I know that it is not the same thing, since hawks need their legs to catch prey, but there is a nearly effectively one legged mourning dove whom I have seen off and on on my deck since January 2011, including through some bad storms.

My vet friend tells me it is not unusual for (I forget exactly, since we talked about this some time ago) an infection to cripple a leg joint and the dove to survive. She has gotten better at moving with nearly no help from that leg.

Of course, she is eating seeds, not catching prey.

Here she is, last January:


Karen Anne said...

p.s. Of course, the dove doesn't have the ongoing problem of that d* band.

Anonymous said...

No, these are not "falconry" birds. Sitting around in an open aircraft with an attached hawk is not falconry in any manner.

Falconry, as regulated by federal and state governments, is the hunting of game by a trained falconer's licensed hawk or falcon.

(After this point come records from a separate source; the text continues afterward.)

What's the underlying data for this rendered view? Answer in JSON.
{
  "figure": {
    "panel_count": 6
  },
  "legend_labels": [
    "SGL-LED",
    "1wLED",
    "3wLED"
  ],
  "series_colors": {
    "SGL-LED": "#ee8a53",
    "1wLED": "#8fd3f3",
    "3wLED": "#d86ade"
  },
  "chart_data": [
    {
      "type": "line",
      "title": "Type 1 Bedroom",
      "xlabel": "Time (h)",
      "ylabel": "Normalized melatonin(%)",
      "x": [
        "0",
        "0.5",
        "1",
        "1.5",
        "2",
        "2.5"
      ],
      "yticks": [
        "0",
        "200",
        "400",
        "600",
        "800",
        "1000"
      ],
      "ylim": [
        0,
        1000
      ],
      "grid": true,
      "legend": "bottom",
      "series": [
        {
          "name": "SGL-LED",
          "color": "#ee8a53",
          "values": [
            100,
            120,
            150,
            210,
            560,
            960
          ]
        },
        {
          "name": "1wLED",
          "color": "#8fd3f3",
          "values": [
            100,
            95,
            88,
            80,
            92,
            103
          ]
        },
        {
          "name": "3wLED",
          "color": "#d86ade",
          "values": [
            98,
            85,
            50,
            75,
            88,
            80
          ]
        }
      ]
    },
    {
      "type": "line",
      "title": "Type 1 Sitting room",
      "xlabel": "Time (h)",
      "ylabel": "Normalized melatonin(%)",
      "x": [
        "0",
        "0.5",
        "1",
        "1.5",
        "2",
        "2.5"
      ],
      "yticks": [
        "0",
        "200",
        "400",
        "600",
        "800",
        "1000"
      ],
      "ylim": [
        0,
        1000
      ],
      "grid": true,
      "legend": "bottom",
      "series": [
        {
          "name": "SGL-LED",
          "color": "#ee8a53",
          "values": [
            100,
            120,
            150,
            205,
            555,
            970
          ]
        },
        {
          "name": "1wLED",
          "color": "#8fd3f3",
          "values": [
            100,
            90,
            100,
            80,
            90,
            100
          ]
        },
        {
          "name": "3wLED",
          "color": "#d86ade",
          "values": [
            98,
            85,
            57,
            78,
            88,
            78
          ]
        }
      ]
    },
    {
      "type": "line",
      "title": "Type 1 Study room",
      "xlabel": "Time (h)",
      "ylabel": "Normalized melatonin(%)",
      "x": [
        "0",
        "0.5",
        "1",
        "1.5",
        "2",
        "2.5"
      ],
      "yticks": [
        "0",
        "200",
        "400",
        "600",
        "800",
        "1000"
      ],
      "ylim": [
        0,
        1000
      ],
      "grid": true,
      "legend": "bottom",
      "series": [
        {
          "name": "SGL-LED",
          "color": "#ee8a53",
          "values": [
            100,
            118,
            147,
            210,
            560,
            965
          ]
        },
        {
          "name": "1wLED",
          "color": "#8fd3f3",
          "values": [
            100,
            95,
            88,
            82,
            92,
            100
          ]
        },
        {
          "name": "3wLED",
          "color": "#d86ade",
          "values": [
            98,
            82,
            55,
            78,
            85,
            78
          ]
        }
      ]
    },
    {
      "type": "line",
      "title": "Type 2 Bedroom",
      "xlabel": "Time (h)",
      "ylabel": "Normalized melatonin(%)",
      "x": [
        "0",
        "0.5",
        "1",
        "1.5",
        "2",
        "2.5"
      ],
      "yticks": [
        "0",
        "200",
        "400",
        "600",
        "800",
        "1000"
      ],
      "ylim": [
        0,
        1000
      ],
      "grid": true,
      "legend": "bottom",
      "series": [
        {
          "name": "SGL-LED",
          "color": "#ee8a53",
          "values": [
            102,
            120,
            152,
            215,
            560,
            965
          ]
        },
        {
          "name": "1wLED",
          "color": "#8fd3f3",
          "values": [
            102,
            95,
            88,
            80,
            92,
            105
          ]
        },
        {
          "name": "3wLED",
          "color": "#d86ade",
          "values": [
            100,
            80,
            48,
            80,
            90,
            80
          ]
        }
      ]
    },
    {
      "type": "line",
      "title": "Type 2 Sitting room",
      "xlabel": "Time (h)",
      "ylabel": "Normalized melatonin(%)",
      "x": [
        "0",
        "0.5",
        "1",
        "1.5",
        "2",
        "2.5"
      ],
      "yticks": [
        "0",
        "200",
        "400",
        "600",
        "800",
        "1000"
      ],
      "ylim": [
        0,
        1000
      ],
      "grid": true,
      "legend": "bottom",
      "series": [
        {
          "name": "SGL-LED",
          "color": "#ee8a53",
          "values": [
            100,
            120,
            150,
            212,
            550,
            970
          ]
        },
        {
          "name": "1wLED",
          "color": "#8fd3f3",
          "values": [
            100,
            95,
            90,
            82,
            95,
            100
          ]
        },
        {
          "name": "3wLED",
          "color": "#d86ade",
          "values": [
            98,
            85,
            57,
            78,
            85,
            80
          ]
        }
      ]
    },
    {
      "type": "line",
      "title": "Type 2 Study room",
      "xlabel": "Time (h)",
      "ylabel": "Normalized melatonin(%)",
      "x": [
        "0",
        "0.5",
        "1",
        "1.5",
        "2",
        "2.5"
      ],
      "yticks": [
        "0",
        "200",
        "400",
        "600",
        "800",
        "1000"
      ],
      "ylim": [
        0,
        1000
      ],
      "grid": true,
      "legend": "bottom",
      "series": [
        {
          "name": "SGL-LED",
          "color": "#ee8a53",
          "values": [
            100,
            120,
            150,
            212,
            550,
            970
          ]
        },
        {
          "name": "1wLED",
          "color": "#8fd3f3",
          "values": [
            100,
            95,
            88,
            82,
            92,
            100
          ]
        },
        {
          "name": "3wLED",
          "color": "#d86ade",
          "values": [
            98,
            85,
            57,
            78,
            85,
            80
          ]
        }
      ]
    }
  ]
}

This is unrelated to falconry in any way. It's unrelated to raptor biology in any way. It's almost unrelated to reality.

--John Blakeman

Anonymous said...

I have followed Violet for a very, long time and do not believe this picture of a hawk is Violet. The feather pattern on the back is totally different from that of Vi's.

Anonymous said...

So curious why so many comments are not being made public. A few people have written to let all know this pic was not that of Violet, but I'm not able to view their responses---curious!

Donegal Browne said...

Hi John,

I find it most strange myself. Perhaps I should have called them trained raptors. But for exactly what is rather hard to categorize. Movie tricks? I wonder what kind of licenses their owners hold.

Karen Anne said...

My apologies about the non-existent dove picture. I just found out Cox did away with its web storage for members feature last Tuesday without notifying members.